Nous faisons face à une occupation, à la répression militaire brutale nécessaire à son implantation. À l’ampleur inhumaine de cette répression, aux assassinats sélectifs, à la torture, aux enlèvements, aux expropriations… Se réclamer de la neutralité face à un acte d’oppression, c’est refuser de le dénoncer. En refusant de le dénoncer, on tolère l’oppression et donc on prend parti pour l’oppresseur, on accepte. Continuer à perpétrer l’idée d’un équilibre entre les forces en jeu au cœur de cette occupation, d’un équilibre entre les souffrances qui en découlent, c’est promouvoir la légitimité de cette occupation. Et c’est nier l’ignominie qu’elle implique. L’occupation est d’une violence inacceptable.

Suite à mes voyages en Palestine occupés, je suis rentré chez moi. Après le service militaire, les Israéliens rentrent chez eux. Puis bien souvent, ils partent en voyage à travers le monde. Les soldats israéliens de profession rentrent chez eux aussi, les soirs de permission.
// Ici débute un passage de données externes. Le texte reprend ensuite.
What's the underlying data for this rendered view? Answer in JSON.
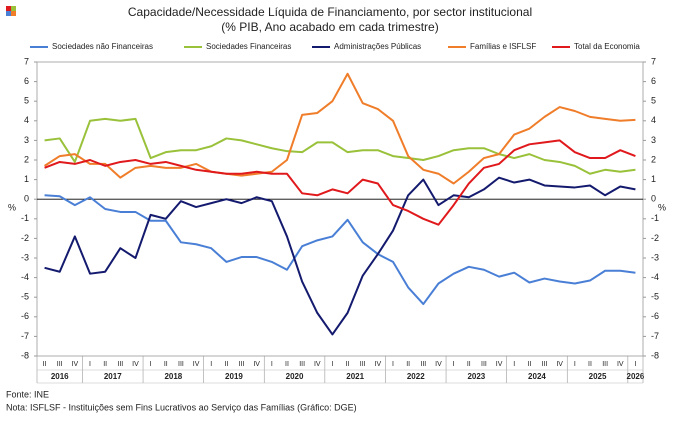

Pour les Palestiniens, l’occupation est constante, omniprésente. Ils n’y échappent jamais. Ils n’ont toujours pas de chez eux et, sauf s’ils sont chassés, ils ne peuvent pas sortir des murs qu’ont leur impose, et ce malgré l’illégalité déclarée de ces murs par les agences internationales comme l’ONU.

Plus de 700 000 Palestiniens ont dû fuir leur demeure en 1948*. Et depuis, lorsqu’ils veulent témoigner de la violence qu’ils ont subie, de l’horreur qui se perpétue, ces réfugiés doivent toujours partager leur temps d’antenne avec l’occupant, sous le prétexte de l’équilibre. Leur parole en est banalisée, et leur douleur ne devient qu’une opinion diluée parmi la rhétorique, et la propagande. Cela doit cesser.

Certains ont dit que « Le conflit israélo-palestinien n'est pas un conflit si important dans le monde. » Qui s’occupe de quantifier l’horreur ? Qui peut déterminer l’échelle de ce qui est important quand on parle directement de la vie de gens, de peuples ?

* Ces chiffres sont ceux de l’ONU. Encore une fois, il s’en trouve qui seront prêts à les nier.

« Nous sommes 600 000 Juifs à vivre de ce côté de la Ligne verte (en Cisjordanie) en comptant Jérusalem-Est (annexée par Israël en juin 1967), je vous assure que d'ici cinq ans, nous serons deux millions. ** »

DANIELLA WEISS, L'ANCIENNE MAIRE DE KEDOUMIM.
Citation tirée de La Presse, 09 décembre 2009.